Decades of New York City turmoil, filtered through one complicated family.
Barkan’s third novel centers on Mona Glass, Brooklynite, Jew, hotshot tennis player, and, as the story opens in the early 1970s, a fraud. She’s in love with Saul Plotz, the Queens borough director for Gov. Nelson Rockefeller, but he’s already married; to appease (and deceive) her parents, the two stage their own wedding. Mona’s risk-taking extends to her career: At a friend’s urging, she takes a job as a photographer for an upstart tabloid, the Daily Raider, and snags an exclusive photo of Vengeance, a street vigilante who has both riled and thrilled New Yorkers. The novel, which stretches to the Covid-19 era, strives to be a widescreen, Franzen-esque study of the city’s crises as they entwine with Mona and Saul’s.

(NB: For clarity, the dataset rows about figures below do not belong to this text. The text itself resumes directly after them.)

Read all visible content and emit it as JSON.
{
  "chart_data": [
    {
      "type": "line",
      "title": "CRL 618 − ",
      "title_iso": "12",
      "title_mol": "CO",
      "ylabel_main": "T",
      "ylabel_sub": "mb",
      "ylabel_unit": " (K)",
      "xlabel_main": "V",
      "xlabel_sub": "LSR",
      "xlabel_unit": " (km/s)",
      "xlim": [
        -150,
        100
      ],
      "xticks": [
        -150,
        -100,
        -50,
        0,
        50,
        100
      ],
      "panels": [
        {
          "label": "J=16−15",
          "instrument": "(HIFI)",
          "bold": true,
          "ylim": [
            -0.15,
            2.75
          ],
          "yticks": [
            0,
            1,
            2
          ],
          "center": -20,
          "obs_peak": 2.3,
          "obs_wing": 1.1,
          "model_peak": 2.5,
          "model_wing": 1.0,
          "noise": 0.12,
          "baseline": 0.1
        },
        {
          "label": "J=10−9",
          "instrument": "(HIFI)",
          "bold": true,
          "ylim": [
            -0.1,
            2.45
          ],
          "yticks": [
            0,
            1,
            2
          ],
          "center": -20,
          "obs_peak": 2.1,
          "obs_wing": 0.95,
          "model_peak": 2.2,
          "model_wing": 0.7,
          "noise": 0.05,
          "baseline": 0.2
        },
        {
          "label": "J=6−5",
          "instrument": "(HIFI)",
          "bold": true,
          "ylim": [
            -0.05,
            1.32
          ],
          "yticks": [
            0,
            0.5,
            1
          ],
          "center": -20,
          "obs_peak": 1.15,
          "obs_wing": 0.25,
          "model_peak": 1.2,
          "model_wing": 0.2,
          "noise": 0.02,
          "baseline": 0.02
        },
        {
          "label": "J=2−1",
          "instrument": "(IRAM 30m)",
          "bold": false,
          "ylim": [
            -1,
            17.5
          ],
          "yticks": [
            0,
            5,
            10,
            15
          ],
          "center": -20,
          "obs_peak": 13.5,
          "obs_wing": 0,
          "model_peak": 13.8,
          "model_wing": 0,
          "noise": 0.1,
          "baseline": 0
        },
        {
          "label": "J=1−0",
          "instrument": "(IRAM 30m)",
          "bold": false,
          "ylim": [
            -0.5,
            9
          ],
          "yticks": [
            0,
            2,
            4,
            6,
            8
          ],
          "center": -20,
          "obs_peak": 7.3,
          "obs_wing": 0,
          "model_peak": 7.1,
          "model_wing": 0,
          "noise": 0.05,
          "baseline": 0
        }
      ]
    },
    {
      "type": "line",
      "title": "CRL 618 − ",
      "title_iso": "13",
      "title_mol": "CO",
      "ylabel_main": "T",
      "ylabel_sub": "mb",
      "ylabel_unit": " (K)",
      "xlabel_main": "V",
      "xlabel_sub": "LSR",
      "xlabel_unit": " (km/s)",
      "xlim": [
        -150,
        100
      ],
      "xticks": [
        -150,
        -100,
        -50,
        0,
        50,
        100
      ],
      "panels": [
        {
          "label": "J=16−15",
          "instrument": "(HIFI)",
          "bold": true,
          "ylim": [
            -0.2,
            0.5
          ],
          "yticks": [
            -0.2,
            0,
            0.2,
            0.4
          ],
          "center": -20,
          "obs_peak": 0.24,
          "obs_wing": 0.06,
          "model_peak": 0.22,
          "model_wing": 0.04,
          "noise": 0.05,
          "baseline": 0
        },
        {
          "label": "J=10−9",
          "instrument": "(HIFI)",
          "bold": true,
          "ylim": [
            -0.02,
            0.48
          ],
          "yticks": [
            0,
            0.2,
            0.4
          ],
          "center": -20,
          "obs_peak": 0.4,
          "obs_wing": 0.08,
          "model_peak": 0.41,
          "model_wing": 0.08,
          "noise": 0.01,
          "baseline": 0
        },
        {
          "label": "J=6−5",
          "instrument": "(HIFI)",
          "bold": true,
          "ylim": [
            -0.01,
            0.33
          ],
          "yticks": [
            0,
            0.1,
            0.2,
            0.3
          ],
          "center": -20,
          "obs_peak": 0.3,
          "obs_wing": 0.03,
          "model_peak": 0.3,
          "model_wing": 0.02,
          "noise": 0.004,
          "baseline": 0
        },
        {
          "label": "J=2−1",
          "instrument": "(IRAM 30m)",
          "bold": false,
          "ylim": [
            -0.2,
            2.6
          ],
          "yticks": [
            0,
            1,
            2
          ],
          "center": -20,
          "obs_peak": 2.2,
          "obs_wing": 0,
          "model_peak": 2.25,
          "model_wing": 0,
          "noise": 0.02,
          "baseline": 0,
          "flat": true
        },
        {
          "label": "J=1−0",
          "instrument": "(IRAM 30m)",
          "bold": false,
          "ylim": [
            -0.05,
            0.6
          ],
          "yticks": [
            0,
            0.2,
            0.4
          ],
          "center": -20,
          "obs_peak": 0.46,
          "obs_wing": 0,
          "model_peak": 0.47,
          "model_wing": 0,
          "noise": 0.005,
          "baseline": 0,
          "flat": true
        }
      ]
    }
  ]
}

Manhattan’s increasing wealth parallels the disintegration of Saul’s relationship with his unsuspecting wife, Felicia; the 9/11 attacks kill people close to both of them; a son Saul and Mona have together creates a further fracture in their relationship, and serves as a pathway to explore the city’s playground-for-the-wealthy callowness. Mona is a lively spitfire of a character—an excellent early set piece has her besting a smug man on the tennis court—and Barkan is a close student of New York history. (Early on, Saul takes a meeting with developer Fred Trump, attended by his teenage son, Donald.) The book feels overstuffed for its scope and at times predictable; it’s not hard to figure what will happen to the friends with jobs at the Twin Towers. And though a subplot about the extended life of Vengeance strains credulity, it provides some glue to the book’s everything-is-connected ethos. As Mona says: “Either everything in life is connected, or nothing is.”
An ambitious tale of an anxious 50 years in New York City history.